Alchemy
A unique exhibition of Paint, Poetry & Place
By Rebecca Styles & Heather Mackay Young
This unique collaboration between artist Rebecca Styles and poet Heather Mackay Young brought a conversation between paint, poetry and place alive in the extraordinary location of Uig’s semi-derelict Baile na Cille Church on the Isle of Lewis (2022).
On The Edge printed on linen
Excerpt from The Materials printed on slate
ARTWORK AVAILABLE FOR PURCHASE
The artwork created for Alchemy will be made available for purchase via an exhibition specific site in November 2022. If you have any questions about purchasing fragments of poems on slate, linen, elm or letterpress, please contact Heather on:
hello@heathermackayyoung.com
Rebecca Styles’ series of large-scale paintings have been created onsite at Baile na Cille Church over several weeks, in the company of Scottish poet Heather Mackay Young, whose writings respond to the immediate environment and artwork being created there. With the decaying beauty of the ancient church in mind, the generations that have worshiped there over the centuries, and the relentless and unforgiving seasonality of the Western Isles, the work of both these artists reflects the circularity of all things - of life, death and rebirth - through her use of the materials such as flax, bone, ash and earth on linen canvas.
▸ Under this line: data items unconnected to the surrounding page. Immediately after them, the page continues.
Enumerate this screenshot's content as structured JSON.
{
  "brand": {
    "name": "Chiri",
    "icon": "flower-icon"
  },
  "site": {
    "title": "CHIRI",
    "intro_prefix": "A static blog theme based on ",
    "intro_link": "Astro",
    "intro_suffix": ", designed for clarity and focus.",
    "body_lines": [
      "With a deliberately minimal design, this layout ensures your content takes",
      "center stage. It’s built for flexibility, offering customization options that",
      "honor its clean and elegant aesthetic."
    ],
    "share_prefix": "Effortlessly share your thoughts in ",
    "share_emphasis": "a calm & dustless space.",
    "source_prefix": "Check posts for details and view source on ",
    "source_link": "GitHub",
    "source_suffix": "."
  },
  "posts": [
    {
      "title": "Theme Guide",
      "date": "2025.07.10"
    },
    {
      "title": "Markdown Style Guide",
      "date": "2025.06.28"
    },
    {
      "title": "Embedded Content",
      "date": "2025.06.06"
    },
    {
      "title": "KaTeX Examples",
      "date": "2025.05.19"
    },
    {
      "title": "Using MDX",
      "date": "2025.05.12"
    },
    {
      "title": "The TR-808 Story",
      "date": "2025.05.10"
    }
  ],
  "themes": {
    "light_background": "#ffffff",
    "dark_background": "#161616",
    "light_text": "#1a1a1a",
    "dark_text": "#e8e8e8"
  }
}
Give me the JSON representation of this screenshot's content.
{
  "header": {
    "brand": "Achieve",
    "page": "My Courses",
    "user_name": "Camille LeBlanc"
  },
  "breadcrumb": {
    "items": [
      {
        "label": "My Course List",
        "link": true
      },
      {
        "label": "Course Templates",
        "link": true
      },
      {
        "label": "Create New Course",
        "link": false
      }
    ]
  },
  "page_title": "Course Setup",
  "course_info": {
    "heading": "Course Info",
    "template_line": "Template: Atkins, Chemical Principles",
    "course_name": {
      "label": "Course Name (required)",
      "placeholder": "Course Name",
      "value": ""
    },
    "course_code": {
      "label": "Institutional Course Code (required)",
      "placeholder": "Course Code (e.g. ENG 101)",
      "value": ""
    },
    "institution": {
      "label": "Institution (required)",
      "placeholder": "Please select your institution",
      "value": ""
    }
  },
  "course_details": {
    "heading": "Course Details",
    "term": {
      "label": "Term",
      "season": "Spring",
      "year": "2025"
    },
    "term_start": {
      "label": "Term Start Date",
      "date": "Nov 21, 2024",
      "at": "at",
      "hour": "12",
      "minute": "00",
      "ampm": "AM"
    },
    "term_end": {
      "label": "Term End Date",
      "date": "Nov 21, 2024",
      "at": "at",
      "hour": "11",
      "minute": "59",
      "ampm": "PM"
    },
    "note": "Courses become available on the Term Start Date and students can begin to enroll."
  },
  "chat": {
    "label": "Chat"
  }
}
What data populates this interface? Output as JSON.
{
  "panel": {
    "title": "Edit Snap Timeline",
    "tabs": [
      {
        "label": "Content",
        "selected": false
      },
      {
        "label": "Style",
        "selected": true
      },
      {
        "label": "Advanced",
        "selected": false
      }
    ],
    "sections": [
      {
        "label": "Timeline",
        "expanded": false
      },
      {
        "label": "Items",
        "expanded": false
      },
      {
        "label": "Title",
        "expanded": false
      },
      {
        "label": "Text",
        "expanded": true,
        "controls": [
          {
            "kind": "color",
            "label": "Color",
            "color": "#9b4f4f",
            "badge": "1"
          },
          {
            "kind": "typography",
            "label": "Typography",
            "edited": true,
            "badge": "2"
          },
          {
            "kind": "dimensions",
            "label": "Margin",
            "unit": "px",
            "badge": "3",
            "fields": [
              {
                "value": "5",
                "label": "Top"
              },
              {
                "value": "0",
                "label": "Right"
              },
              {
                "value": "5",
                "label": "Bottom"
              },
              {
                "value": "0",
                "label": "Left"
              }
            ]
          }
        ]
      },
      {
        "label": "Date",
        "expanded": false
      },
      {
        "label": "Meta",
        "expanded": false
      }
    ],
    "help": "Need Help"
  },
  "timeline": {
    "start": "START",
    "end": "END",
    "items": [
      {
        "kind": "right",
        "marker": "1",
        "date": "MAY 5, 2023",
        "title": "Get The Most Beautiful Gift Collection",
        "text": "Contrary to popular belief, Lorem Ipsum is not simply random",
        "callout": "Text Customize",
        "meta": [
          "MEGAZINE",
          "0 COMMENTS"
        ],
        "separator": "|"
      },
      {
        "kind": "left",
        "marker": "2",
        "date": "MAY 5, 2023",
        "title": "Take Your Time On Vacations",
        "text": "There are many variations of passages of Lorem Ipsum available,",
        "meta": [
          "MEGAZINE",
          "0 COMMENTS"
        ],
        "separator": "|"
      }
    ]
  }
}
As the paintings evolved, on the floor or hung from the walls of the church, elements of the building’s very fabric made their way into the work of both the painter and the poet. The addition of gold leaf makes reference to the religious and art historical concept of the church icon, whilst playing on the sociological opposites of gold against the rawness of earth, ash and bone, or what Rebecca describes as “all of nature, but not as equals. Would there be golden icons without stone, lime, horsehair, rust, wood and slate to house them, without this sacred building, pulled out of the ground, like the earth pigments used to make these paintings?”